第54話
その日の夜。蓮人はリビングのソファに座り、ぐるぐると思考を巡らせていた。
「…………」
テレビに映っているニュースをぼーっと眺めながら、細く、長く息を吐いた。
恐らく明日も、澪は学校に登校してくるだろう。
それは、知っているからだ。澪が、一度死んだはずなのに学校に登校してきたことを。
もしそうなら、自分はどうしたらいい?
また、今日のように澪に襲われて、ピジーが殺すのか?
なぜ生き返ってくるのか。なぜ襲いにくるのか。
前者については、もう蘇生能力があるから、としか考えられない。そればかりは、自分にはどうしようもないことである。

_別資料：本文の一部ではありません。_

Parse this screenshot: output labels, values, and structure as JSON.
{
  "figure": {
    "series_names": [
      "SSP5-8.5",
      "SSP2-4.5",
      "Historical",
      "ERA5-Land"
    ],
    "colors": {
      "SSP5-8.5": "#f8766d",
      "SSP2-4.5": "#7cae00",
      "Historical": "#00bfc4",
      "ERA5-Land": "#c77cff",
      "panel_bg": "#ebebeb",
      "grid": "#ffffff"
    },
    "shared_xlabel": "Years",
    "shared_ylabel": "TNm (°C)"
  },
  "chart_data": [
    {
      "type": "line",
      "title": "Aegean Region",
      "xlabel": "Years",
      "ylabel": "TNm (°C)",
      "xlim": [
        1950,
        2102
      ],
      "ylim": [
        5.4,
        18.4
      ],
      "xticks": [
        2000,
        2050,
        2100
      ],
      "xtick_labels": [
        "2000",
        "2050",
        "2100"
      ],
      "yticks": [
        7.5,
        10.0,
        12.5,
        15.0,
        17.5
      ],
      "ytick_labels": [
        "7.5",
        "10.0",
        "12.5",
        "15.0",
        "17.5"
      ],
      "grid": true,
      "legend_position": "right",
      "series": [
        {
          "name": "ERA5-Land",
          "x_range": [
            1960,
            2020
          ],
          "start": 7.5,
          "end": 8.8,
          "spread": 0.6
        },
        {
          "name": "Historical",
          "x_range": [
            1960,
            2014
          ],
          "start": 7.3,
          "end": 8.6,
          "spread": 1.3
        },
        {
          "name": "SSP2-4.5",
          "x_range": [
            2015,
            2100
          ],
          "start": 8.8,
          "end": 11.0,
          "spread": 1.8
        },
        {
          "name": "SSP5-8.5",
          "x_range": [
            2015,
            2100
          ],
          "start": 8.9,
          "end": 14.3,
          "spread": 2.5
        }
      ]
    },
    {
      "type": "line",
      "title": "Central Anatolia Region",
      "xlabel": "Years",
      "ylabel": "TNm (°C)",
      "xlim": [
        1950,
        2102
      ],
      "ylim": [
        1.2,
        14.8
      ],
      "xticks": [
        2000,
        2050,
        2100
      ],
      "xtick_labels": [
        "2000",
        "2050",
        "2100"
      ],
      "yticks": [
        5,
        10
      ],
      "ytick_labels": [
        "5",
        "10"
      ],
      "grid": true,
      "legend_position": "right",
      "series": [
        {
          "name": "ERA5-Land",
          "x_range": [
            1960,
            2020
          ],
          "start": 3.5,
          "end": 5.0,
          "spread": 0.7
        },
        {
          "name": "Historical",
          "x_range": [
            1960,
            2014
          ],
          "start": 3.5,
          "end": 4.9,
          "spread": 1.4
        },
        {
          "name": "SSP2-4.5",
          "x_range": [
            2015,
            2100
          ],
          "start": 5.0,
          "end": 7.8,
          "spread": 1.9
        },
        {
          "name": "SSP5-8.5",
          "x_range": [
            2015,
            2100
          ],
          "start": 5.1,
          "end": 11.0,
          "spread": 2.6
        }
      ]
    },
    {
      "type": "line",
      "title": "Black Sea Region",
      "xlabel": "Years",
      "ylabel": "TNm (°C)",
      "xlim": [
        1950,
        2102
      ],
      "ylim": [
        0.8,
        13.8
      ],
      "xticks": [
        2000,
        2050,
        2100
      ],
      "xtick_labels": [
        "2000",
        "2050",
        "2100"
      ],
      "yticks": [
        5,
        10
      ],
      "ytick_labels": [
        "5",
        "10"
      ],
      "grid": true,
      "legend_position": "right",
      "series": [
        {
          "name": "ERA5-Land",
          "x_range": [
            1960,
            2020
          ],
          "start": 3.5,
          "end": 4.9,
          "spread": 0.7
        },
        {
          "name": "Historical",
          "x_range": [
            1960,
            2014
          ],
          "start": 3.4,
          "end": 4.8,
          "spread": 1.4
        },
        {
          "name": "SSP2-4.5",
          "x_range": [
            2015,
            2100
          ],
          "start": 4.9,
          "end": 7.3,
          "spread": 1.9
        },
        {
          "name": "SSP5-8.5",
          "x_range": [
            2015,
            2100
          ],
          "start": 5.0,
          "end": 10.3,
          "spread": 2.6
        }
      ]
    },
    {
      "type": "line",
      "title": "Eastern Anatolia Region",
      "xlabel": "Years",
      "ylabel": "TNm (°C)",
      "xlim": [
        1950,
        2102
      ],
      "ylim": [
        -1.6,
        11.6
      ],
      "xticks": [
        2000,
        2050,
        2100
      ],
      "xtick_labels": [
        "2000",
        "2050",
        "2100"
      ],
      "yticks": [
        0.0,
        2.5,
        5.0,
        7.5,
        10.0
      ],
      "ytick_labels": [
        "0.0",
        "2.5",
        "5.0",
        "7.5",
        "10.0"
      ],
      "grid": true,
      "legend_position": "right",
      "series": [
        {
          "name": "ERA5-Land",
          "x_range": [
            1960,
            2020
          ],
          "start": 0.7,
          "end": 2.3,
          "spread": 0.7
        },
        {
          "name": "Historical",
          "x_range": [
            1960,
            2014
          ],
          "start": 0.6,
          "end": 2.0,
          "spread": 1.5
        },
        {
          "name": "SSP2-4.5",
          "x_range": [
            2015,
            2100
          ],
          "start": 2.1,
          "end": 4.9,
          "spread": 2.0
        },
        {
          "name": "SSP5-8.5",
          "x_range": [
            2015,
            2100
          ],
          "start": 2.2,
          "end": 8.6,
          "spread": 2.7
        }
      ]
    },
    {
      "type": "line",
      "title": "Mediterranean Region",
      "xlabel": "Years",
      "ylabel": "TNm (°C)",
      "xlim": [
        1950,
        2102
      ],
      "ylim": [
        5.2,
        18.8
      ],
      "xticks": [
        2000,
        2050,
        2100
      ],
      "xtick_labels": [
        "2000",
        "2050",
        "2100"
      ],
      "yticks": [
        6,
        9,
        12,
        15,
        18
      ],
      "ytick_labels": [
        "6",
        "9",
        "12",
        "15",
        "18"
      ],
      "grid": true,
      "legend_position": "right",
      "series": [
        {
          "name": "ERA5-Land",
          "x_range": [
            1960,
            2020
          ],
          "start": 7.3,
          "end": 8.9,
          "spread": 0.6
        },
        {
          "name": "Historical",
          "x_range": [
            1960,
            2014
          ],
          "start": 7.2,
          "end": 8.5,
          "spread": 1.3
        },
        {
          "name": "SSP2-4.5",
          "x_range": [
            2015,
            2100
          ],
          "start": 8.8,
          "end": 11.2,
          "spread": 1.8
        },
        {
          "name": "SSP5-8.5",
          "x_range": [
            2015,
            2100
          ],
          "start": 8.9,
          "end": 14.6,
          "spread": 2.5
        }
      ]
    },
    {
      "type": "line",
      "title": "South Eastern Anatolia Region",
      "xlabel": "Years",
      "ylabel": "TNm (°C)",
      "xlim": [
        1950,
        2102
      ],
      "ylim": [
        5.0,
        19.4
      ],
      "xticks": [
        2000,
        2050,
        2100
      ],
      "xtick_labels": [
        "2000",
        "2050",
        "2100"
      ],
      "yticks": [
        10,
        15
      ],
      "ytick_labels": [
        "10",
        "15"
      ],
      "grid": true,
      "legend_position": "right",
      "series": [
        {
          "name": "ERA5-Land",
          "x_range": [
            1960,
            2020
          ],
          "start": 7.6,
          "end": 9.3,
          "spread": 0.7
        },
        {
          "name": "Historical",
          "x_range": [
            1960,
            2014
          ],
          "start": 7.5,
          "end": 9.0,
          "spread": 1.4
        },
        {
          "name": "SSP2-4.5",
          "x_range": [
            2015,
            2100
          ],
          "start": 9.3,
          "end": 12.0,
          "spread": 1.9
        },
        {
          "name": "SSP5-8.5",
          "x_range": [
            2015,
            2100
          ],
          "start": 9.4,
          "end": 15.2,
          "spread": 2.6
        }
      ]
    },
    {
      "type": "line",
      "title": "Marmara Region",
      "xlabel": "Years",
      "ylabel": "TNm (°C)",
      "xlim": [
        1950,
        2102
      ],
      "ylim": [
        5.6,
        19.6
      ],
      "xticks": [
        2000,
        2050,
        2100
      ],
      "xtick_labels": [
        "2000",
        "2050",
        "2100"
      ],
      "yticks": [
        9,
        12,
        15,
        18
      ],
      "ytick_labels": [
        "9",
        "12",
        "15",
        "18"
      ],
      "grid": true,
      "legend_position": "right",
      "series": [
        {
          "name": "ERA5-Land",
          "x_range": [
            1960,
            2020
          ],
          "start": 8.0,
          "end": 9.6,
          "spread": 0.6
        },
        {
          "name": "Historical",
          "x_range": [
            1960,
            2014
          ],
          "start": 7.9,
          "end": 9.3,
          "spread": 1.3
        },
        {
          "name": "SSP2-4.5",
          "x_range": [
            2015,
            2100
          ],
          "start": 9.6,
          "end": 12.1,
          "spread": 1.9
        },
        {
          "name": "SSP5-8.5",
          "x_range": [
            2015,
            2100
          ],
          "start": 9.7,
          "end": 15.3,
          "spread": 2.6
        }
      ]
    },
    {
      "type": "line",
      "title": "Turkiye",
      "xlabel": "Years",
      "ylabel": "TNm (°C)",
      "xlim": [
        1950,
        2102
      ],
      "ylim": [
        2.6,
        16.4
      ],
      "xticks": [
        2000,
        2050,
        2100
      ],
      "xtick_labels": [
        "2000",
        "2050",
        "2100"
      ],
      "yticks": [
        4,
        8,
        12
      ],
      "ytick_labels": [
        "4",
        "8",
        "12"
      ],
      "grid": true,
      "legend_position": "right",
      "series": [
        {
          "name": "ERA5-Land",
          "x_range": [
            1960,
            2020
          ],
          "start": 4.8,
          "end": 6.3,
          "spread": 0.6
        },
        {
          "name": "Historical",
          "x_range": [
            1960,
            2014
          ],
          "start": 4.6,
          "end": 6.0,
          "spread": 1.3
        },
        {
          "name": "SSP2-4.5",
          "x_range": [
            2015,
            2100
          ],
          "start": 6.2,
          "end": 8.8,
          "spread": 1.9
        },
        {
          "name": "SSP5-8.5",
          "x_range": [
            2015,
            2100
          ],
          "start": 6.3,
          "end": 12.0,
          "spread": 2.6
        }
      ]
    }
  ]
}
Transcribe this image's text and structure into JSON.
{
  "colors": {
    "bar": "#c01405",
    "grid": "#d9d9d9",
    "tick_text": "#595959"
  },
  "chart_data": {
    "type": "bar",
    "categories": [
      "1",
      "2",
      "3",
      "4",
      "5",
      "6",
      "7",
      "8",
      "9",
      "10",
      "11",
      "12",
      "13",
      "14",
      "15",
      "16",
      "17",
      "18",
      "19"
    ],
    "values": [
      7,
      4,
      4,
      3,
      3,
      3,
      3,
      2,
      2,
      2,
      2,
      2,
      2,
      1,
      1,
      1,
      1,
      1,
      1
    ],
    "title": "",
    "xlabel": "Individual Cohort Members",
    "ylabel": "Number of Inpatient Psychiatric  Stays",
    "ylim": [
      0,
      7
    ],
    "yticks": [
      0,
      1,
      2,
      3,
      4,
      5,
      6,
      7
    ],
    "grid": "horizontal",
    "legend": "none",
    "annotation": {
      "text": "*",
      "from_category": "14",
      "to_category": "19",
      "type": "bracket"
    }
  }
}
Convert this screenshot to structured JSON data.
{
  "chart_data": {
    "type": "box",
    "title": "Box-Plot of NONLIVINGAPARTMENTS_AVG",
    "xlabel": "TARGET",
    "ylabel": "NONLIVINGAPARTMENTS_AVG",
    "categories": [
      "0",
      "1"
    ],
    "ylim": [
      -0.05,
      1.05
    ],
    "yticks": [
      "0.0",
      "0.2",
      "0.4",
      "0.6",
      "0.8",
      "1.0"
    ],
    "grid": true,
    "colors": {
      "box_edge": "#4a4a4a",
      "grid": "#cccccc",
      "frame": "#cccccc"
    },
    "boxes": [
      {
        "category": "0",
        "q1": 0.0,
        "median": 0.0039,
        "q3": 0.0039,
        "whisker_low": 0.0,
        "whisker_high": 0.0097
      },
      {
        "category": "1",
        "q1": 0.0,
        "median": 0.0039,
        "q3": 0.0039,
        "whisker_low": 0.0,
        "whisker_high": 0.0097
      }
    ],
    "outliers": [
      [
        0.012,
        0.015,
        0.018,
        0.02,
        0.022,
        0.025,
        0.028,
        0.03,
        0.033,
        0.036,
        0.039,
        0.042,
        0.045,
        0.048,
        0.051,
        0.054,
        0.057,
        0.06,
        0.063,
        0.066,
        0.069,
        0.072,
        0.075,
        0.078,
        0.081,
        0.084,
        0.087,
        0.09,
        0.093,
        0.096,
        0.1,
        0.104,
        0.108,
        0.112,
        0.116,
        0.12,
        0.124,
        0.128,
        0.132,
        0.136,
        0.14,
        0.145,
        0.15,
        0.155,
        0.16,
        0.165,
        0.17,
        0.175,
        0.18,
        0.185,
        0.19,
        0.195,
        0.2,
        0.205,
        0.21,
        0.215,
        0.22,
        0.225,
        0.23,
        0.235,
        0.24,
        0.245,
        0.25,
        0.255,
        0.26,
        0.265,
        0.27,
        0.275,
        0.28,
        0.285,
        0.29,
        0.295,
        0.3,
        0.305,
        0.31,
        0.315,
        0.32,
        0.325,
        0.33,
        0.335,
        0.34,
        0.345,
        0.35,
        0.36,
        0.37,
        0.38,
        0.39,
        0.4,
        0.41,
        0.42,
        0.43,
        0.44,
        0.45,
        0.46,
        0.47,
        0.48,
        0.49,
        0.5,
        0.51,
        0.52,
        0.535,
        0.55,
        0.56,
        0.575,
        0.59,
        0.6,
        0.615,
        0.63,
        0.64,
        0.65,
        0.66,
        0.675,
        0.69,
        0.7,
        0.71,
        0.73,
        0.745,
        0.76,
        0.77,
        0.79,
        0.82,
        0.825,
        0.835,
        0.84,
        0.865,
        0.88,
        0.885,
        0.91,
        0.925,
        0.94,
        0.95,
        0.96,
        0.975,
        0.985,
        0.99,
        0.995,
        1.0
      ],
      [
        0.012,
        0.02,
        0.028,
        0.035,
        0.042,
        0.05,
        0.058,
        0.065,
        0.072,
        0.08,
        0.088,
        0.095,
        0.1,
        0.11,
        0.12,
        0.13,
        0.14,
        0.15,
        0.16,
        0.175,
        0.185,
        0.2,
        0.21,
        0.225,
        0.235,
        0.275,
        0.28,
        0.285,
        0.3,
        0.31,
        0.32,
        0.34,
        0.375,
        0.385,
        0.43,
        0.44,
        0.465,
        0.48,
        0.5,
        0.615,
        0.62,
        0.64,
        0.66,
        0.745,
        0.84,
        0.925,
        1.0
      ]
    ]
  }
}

だが、後者については何か自分にできることがある気がする。
澪が襲いに来るのは、何か理由があるはず。それを突き止めればいいだろうと。
襲いに来なければ、澪は殺されることもなくなるし、ピジーが殺すこともなくなる。
今日分かったことは、自分に危険が伴った場合、ピジーが何とかしてくれること。
それが、「殺す」という手段だったとしても。
「………」
ブロッサム同士の戦いなんて、何の意味があるというのだろうか。
ピジーの死。澪の死。もう——誰かが死ぬ光景を見たくない。
もう一度、長く陰鬱な空気を外に出す。
と——廊下の奥から玄関が開く音が聞こえる。
「え……?」
蓮人はテレビを消し、リビングの入り口に目をやった。
インターホンも鳴らさずに入ってくるということは……ピジーだろうか。
「蓮人くん……?」
リビングの扉が開いたかと思うと、そこから金色の髪が目に入る。
「リリー……」
おずおずと顔を出しているのは、リリーであった。
「えと……入っていい?」
既に家に入っている時点で、そんなことを言うのは遅い気がするが、気にしないでおこう。
「あ、ああ」
リリーは小さく頷いてリビングに入ると、対面のソファへ座った。
「怪我はない?」
蓮人の顔を見ながら心配そうにそう訊いてくる。
「大丈夫だよ」
蓮人がそう答えると、リリーはほっとしたように表情が明るくなった。
「ね、隣行っていいかな?」
「い、良いけど」
席を立ち、蓮人の右側に座るリリー。
すると、リリーが両手で蓮人を包み込むようにして抱きしめる。
「り、リリー?おま、何やって……」
身体に柔らかい感触を覚えて、蓮人は額に汗をかきながらそう言う。
「ん……こうしたら、少しは落ち着くかなと思って」
「……逆に緊張するんですけど」
「ホントに?……逆効果だったかなぁ」
そう言って、あははとリリーが笑う。
その笑いにつられ、蓮人も少しほほ笑む。
たしかに、リリーの言う通りだった。少し、心が落ちついた気がする。
そのまま、どれくらいそうしていたか。階段から誰かが降りてくる音がする。
「蓮人さん——あっ!?」
と、勢いよくリビングの扉が開いたかと思うと、そこにはウサギパジャマの格好をしたフェアリーが、その光景に目を丸くしていた。
「あ、いや、フェアリー、これはだな……ッ」
「これは違うの!ただ、蓮人くんに勇気を与えたくて——」
「素敵ですっ!」
「……は?」
意外な反応に、蓮人は口をあんぐりとさせた。
「別に蓮人さんと何かしてても、私は文句は言いませんよ。だけど——やるなら、私も混ぜてください、リリーさんっ」
「え……あ、うん。良いよね、蓮人くん?」
「——ッ」
返答をするよりも前に。
フェアリーが空いている左半身にくっついてきた。
さらに柔らかい感触が全身に流れてくる。
と。
「——あんたたち、何してんの?」
冷淡な、静かな怒りを感じれるような声が、リビングに響く。
「あ、あぁ……お、おかえり、ピジー」
ガガガと壊れた機械のように声のした方を向くと。
そこには、ひどく疲れた様子のピジーが立っていた。
「そ、そういえば夜ご飯まだだったよな!何にする?ハンバーグ?カレー?」
両方からの束縛をほどき、素早く立ち上がると逃げるようにしてキッチンへと向かった。
「ええと、カレーがいいです!」
「そうか!リリーは?食っていくか?」
「あ、蓮人くんがいいなら……食べようかな」
「よっし、じゃあ張り切って作るぞー!」
「……無視かよ」
ピジーはワイワイとはしゃぐ三人の姿を見ながらソファについた。